В коридоре послышались шаги, сопровождаемые лязганьем цепей. Я поднялся с кровати, всматриваясь в густой мрак. Один из прихвостней старика держал болтающееся в отключке женское тело на свое плече. Поравнявшись с соседней камерой, он достал ключ, открывая противно скрипнувшую дверь.
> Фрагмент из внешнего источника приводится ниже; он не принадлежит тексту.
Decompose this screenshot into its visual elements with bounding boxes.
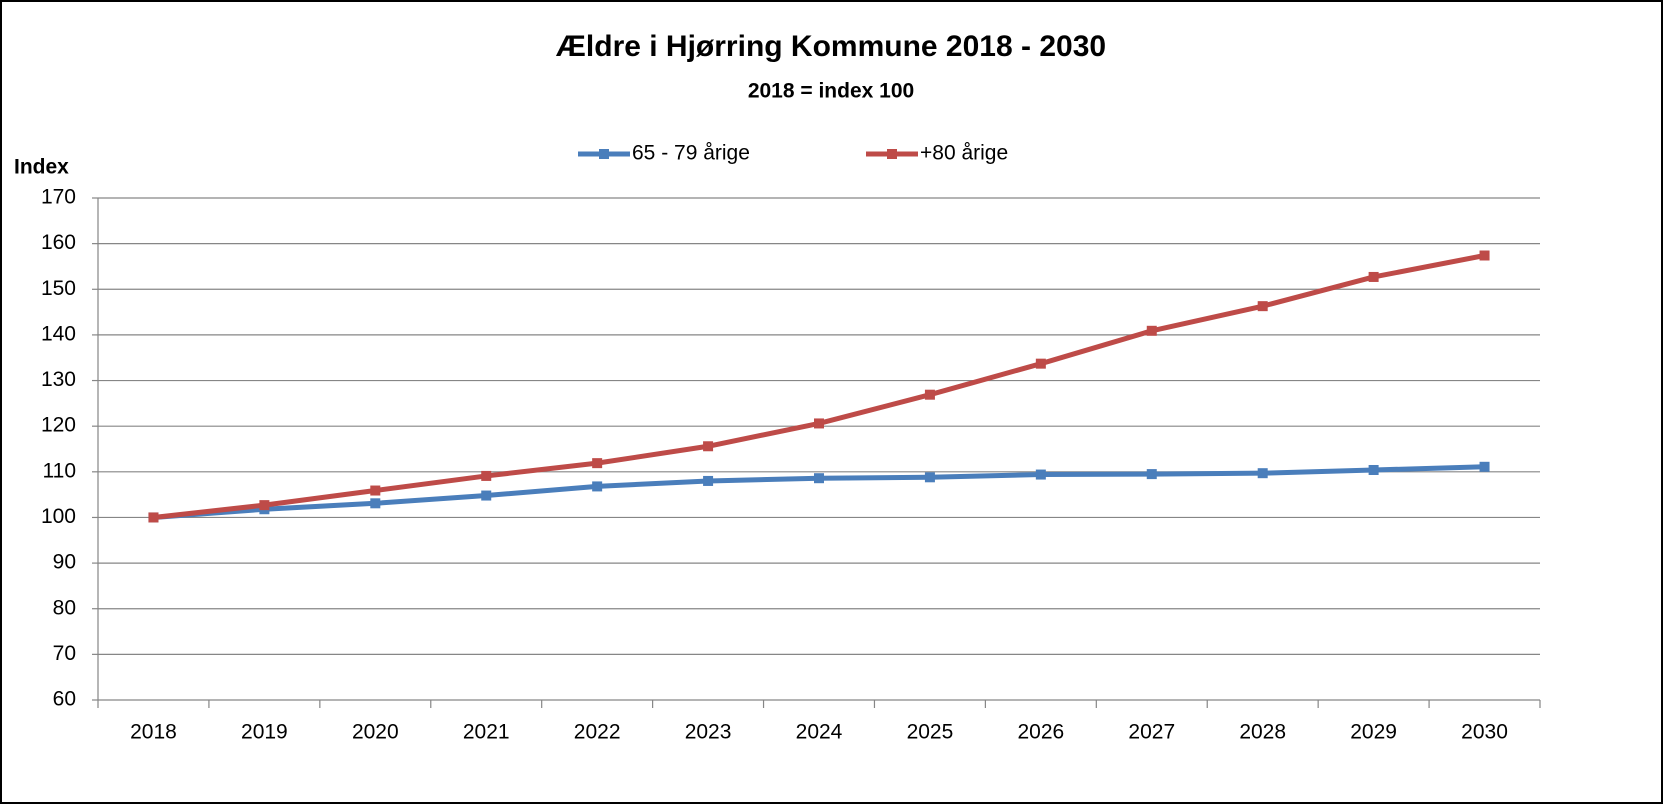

Сделав всего два шага внутрь, громила, недолго думая, выпустил девушку из своих рук. Пленница с глухим звуком рухнула на холодный каменный пол. Не проронив ни слова, здоровяк вышел из камеры, запирая ее и удаляясь прочь по коридору.
Моя недавняя знакомая бессознательно лежала на полу, не подавая никаких признаков. Запястья сковывали широкие кандалы, проржавевшие местами, но все еще исправно исполняювшие свою роль.
К сожалению, кто эти здоровяки и почему они так слепо идут за своим боссом, я сказать не мог. На них не было никакой информации. Они всего пару раз светились на камерах в тех местах, где были похищены две девушки. Нигде больше не показывались, никаких данных в миграционной базе – полная пустота.
Здоровяк вернулся, удерживая в руках большое ведро. С размаху, он окатил пленницу ледяной водой. Девушка ахнула, шумно вдохнув. Ее тело выгнулось, словно в судороге. Пальцы вцепились в пол, соскальзывая по нему в неудачной попытке подняться на четвереньки.
Усмехнувшись, здоровяк покинул нашу кампанию, весело насвистывая незнакомую мне мелодию. Я подошел к решетке, внимательно наблюдая за пленницей. Ее не было два дня, и я уже начал думать, что она не вернется в эту камеру.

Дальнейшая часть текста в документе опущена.